For the past four quarters, D.R. Horton #2 U.S. homebuilder, has been the only major homebuilder to not report a net loss...

On July 26th, Horton expects to report a Q3 loss after orders plunged 40% and said it sees no sign of a housing rebound.

Housing woes will not bleed into the general economy....

Sears the biggest U.S. department-store company, said Q2 profit may decline by as much as 46% after Q2 same store sales fell 4% at Sears & Kmart Stores.

Home Depot the world's largest home improvement retailer, cut its annual profit forecast (EPS -15 to 18%) today because of the slumping U.S. housing market.

Sub Prime woes will not bleed into banking or finance...

S&P may cut credit ratings on $12 B of bonds backed by subprime mortgages because of higher-than-expected losses.

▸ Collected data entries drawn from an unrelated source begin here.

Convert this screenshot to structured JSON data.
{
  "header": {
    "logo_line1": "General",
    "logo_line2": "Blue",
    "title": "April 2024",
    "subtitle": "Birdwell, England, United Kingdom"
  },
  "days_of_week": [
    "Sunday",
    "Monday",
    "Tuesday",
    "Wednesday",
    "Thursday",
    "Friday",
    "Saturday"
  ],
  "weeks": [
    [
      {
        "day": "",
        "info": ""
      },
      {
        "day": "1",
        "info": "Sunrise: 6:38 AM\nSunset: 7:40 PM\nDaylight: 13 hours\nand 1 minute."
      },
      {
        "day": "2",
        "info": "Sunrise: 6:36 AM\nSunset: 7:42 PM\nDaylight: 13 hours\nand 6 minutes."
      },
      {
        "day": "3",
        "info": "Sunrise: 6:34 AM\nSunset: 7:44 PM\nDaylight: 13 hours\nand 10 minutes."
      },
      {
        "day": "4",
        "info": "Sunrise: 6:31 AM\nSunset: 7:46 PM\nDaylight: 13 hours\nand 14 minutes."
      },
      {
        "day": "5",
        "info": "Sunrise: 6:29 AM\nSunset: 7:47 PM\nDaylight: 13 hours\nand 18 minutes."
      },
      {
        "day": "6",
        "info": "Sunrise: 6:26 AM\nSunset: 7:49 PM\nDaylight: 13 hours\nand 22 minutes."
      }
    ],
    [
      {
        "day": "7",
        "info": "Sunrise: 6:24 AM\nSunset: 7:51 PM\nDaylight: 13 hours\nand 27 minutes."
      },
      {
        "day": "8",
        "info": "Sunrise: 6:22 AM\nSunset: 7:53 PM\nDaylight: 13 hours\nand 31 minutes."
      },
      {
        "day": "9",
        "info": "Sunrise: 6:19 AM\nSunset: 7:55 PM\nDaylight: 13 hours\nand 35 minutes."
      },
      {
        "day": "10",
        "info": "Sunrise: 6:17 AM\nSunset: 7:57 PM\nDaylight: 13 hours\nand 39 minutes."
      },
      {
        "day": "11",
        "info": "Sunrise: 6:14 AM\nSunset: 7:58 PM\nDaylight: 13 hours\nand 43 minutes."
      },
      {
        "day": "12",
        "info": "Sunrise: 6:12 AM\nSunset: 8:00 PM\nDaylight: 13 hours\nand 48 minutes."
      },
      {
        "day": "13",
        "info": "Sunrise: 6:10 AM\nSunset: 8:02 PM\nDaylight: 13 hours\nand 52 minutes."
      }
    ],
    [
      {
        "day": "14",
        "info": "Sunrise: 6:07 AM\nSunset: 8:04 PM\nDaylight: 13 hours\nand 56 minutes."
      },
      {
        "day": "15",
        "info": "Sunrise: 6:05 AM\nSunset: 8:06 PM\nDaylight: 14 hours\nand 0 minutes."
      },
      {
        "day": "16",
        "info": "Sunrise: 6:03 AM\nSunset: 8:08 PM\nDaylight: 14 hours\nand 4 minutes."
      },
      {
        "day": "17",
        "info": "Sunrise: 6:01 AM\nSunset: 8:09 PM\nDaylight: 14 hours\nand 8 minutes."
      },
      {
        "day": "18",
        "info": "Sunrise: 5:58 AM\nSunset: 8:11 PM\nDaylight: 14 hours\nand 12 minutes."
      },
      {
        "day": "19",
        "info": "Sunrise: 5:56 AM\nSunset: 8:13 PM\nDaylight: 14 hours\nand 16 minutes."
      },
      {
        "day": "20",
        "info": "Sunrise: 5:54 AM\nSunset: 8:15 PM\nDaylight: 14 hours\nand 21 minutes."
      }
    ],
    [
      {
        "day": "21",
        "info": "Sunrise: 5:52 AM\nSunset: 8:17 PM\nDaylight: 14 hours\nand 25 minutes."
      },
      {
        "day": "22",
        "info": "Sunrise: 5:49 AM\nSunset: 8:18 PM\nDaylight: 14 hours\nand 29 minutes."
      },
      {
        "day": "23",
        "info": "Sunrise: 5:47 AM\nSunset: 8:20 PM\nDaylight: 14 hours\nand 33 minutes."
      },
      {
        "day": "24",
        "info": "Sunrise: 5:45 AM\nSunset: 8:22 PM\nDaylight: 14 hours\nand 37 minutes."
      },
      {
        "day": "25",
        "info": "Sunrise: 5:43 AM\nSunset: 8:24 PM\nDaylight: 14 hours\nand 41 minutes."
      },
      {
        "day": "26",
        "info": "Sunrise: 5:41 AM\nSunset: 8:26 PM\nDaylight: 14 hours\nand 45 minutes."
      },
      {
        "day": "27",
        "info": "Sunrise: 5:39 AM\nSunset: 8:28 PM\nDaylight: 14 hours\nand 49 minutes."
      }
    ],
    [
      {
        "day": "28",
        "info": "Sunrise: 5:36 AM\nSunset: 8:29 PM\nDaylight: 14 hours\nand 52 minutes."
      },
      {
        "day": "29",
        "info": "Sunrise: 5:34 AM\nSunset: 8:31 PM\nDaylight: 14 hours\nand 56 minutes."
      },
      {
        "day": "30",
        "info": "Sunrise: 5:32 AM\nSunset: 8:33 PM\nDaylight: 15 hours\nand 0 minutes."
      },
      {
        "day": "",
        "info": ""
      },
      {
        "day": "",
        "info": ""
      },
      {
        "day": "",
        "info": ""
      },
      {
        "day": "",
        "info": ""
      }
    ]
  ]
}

S&P sounding very un Fed & un NAR like:

"
We expect that the U.S. housing market, especially the subprime sector, will continue to decline before it improves, and home prices will continue to come under stress.

Weakness in the property markets continues to exacerbate losses, with little prospect for improvement in the near term. We do not foresee the poor performance abating.

Loss rates, which are being fueled by shifting patterns in loss behavior and further evidence of lower underwriting standards and misrepresentations in the mortgage market, remain in excess of historical precedents and our initial assumptions
."

Ratings on collateralized debt obligations that contain the mortgage bonds are also under review. According to Institutional Risk Analytics Christopher Whalen:

"Investors in CDOs alone stand to lose as much as $250 B. S&P's actions are going to force a lot more people to come to Jesus."

Well isn't that extra special! The Church Lady hears elephants rustling about?

Prices of some bonds backed by subprime mortgages have declined by more 50% in the past few months while their credit ratings haven't changed.

Insurers and pension funds may be among investors required to sell their bonds if they are downgraded...

potentially driving down prices of $800 billion in subprime mortgages and $1 trillion of collateralized debt obligations, which package mortgage bonds into new securities.

Nope, not a drop of blood in the street, just a 100 year flood getting ready to happen.